La nueva Sudamérica en el tablero mundial

Los intereses chinos y estadounidenses vienen configurando el tablero mundial de aliados y enemigos, mientras que en el sur global surge la idea de la emancipación real

 Muchas voces vienen señalando que la invasión de Ucrania por parte de Rusia viene a ser una especie de interferencia en el gran duelo de este siglo y que no se acaba de materializar en un enfrentamiento directo, y que no es otro que el de China y Estados Unidos. Vladimir Putin, que lleva más de 20 años en el poder, ha cortejado con ambas potencias sin acabar de recibir la atención de ninguna: al inicio del siglo, en los tiempos en los que Putin arraigaba el liberalismo nacionalista se llegó a considerar la inclusión de Rusia en la Unión Europea y la OTAN como algo factible; después ha pretendido en varias ocasiones una alianza más formal con el régimen chino precisamente por el rechazo al bloque OTAN, su homólogo anglosajón que opera en el Pacífico y el Índico y la permanente amenaza de boicot mutuo.

Estados Unidos sí ha tomado un papel más activo en el conflicto – de hecho, es el promotor del proyecto del escudo antimisiles en las puertas de Moscú -, pero sin poner una bota en el terreno se ha llevado ya buena parte del negocio gasífero de Europa.

China se ha mantenido más cauto, porque también importa mucha materia prima y alimento desde Ucrania y porque su tradición diplomática así se lo exige, aunque evidentemente es feliz de tener más abierto y accesible el mercado ruso del gas y el petróleo.

La cuestión es que mientras se resuelve aquel lejano conflicto en el centro de Europa, las otras dos potencias siguen moviendo sus hilos por el resto de los continentes, sobre todo en África, donde a cada rato se declara un nuevo golpe de Estado en alguno de los países del Sahel, y en América del Sur, inmersos como estamos en un nuevo proceso de profundización ideológica.

Los últimos resultados electorales, con triunfos de la izquierda más o menos nacional popular en Chile y en Perú, donde tradicionalmente gobernaba la derecha o la socialdemocracia muy moderada, indican el cambio de rumbo. También la victoria de Luis Arce en Bolivia tras la breve y catastrófica experiencia de once meses con un gobierno de derechas. Si finalmente se confirman los resultados de los sondeos en Colombia y Brasil y ganan Petro y Lula, el giro será prácticamente completo y en un contexto más maduro que el que se encontró en la segunda mitad de la primera década, cuando igualmente coincidieron muchas voluntades que seguramente fueron excedidas por la inexperiencia o la debilidad.

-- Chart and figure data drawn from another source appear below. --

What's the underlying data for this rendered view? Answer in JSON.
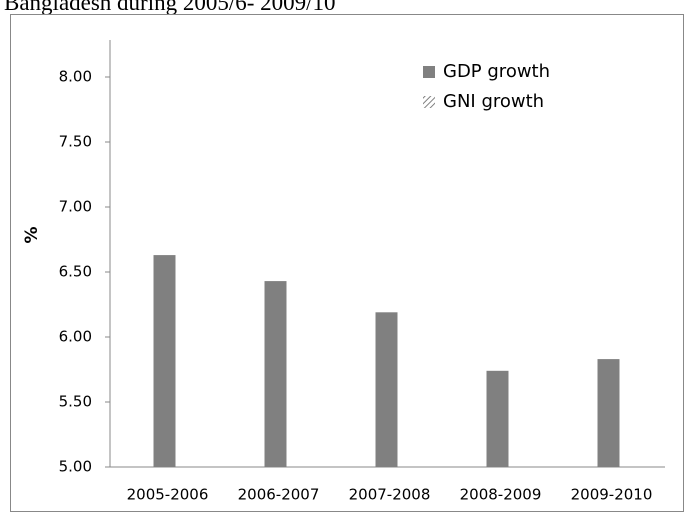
{
  "chart_data": {
    "type": "bar",
    "title": "Bangladesh during 2005/6- 2009/10",
    "y_label": "%",
    "categories": [
      "2005-2006",
      "2006-2007",
      "2007-2008",
      "2008-2009",
      "2009-2010"
    ],
    "series": [
      {
        "name": "GDP growth",
        "color": "#808080",
        "values": [
          6.63,
          6.43,
          6.19,
          5.74,
          5.83
        ]
      },
      {
        "name": "GNI growth",
        "color": "#808080",
        "values": [
          null,
          null,
          null,
          null,
          null
        ]
      }
    ],
    "ylim": [
      5,
      8.3
    ],
    "yticks": [
      {
        "value": 5,
        "label": "5.00"
      },
      {
        "value": 5.5,
        "label": "5.50"
      },
      {
        "value": 6,
        "label": "6.00"
      },
      {
        "value": 6.5,
        "label": "6.50"
      },
      {
        "value": 7,
        "label": "7.00"
      },
      {
        "value": 7.5,
        "label": "7.50"
      },
      {
        "value": 8,
        "label": "8.00"
      }
    ],
    "grid": false,
    "legend": "top-right"
  }
}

Romper la hegemonía de la OEA como organismo de arbitrio en Sudamérica; sustituir la Corte Interamericana e impulsar el Banco del Sur, repatriando las reservas internacionales, son planes que esta vez no deberían quedarse en planes, pero eso la administración Biden ya lo contempla, y ya ha empezado a mover todos sus hilos diplomáticos y demás: La extradición del expresidente de Honduras por narcotráfico, el acercamiento a Nicolás Maduro para retirar sanciones petroleras con la excusa de la guerra de Ucrania, las operaciones de la DEA que involucran a ciudadanos bolivianos, o la propia supervivencia de Castillo en Perú son ejemplos de que busca mantener abierto “el patio trasero” para contrarrestar la influencia China, que realmente ha “cautivado” a muchos gobiernos por su pragmatismo nada bucólico de hacer las cosas.

Cuando se supere lo de la invasión a Ucrania, para bien o para mal, habrá que estar atentos a los siguientes movimientos en el tablero. Ojalá esta vez se encuentren con un subcontinente unido y dispuesto a defender sus propios intereses y no los de otros.